Silence settled down again between us, and this time, I was the one to break it.

“I’m sorry I involved you?our business?in this,” I choked. “I don’t want to lose you.”

“Going to cry on me, Langley?” he tried to tease, but his voice was full of emotion too, the same mixed bag of them he’d had for the whole call: anger, hurt, worry.

“Maybe,” I said with a shrug he couldn’t see.

“Honestly…it’s better than what I was imagining, in many ways,” he said quietly.

“What were you imagining?”

“There were times when I thought you might have been her supplier, working for them for real,” he said quietly.

“And you still went into business with me?” I said, surprised.

“Well, we’d already gone down the road together, and I wasn’t willing to throw it away for a hunch. I also wasn’t ready to ask and have everything fall apart because I had to walk away.”

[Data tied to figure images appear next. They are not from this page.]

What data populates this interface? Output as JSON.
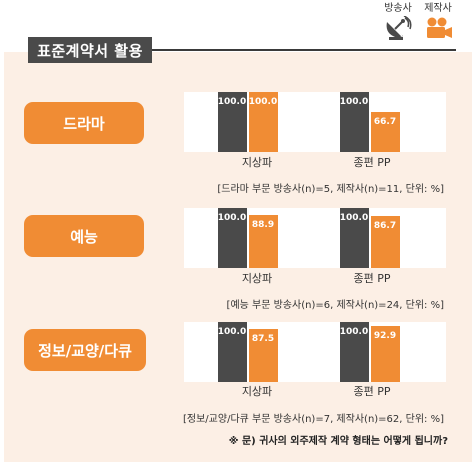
{
  "header": {
    "title": "표준계약서 활용",
    "legend": [
      {
        "label": "방송사",
        "icon": "satellite-dish-icon",
        "color": "#4a4a4a"
      },
      {
        "label": "제작사",
        "icon": "video-camera-icon",
        "color": "#f08c34"
      }
    ]
  },
  "colors": {
    "broadcaster": "#4a4a4a",
    "producer": "#f08c34",
    "background": "#fcefe5"
  },
  "chart_data": [
    {
      "type": "bar",
      "title": "드라마",
      "categories": [
        "지상파",
        "종편 PP"
      ],
      "series": [
        {
          "name": "방송사",
          "values": [
            100.0,
            100.0
          ]
        },
        {
          "name": "제작사",
          "values": [
            100.0,
            66.7
          ]
        }
      ],
      "ylim": [
        0,
        100
      ],
      "note": "[드라마 부문 방송사(n)=5, 제작사(n)=11, 단위: %]",
      "value_labels": [
        [
          "100.0",
          "100.0"
        ],
        [
          "100.0",
          "66.7"
        ]
      ]
    },
    {
      "type": "bar",
      "title": "예능",
      "categories": [
        "지상파",
        "종편 PP"
      ],
      "series": [
        {
          "name": "방송사",
          "values": [
            100.0,
            100.0
          ]
        },
        {
          "name": "제작사",
          "values": [
            88.9,
            86.7
          ]
        }
      ],
      "ylim": [
        0,
        100
      ],
      "note": "[예능 부문 방송사(n)=6, 제작사(n)=24, 단위: %]",
      "value_labels": [
        [
          "100.0",
          "100.0"
        ],
        [
          "88.9",
          "86.7"
        ]
      ]
    },
    {
      "type": "bar",
      "title": "정보/교양/다큐",
      "categories": [
        "지상파",
        "종편 PP"
      ],
      "series": [
        {
          "name": "방송사",
          "values": [
            100.0,
            100.0
          ]
        },
        {
          "name": "제작사",
          "values": [
            87.5,
            92.9
          ]
        }
      ],
      "ylim": [
        0,
        100
      ],
      "note": "[정보/교양/다큐 부문 방송사(n)=7, 제작사(n)=62, 단위: %]",
      "value_labels": [
        [
          "100.0",
          "100.0"
        ],
        [
          "87.5",
          "92.9"
        ]
      ]
    }
  ],
  "footnote": "※ 문) 귀사의 외주제작 계약 형태는 어떻게 됩니까?"
}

“Plausible deniability,” I said.

“I like to consider ithoping for the best,” he said. “But Dawson?”

“Yeah?”

“I need you to be honest with me for this to continue. I need to know it’s done.”

“It is. I swear on my love of the water.”

“Swear on Violet.”

My throat closed. “I won’t ever swear on her, but I will swear on everything in my life but her.”

He hesitated. “Okay. Well. We’ll have to take it a step at a time then.”

We hung up, and I called the agent in charge at the hospital and added Dax to the list before locking the Aston Martin and heading into the building.

Malone, Nolan, and several other agents who had been with us at Jada’s the night before were huddled around a table in the conference room. They’d moved from the house next to the Moris’ so the FBI could use it in the future, if they needed to, without blowing their cover. I wasn’t sure any of the men had slept or showered, and the remnants of their meals were scattered across the surfaces of the room. I felt guilty for the rest I’d had, for the ability to escape and lose myself in Violet.

When he saw me in the doorway, Malone pushed away from the table and came toward me.

“Let’s take a walk,” he said.

I turned, and we fell into stride, leaving the building and walking through the streets toward the pier. The sun was setting, dropping over the horizon and turning the water into a mess of colors that reminded me of arriving back in New London less than two weeks ago. It felt like my world had rotated one hundred and eighty degrees in that short space of time. Or more like they’d all run full force into each other, hitting the wall and crumbling everything around it. Three merging into one.

“Have any of the men given us anything useful?” I asked.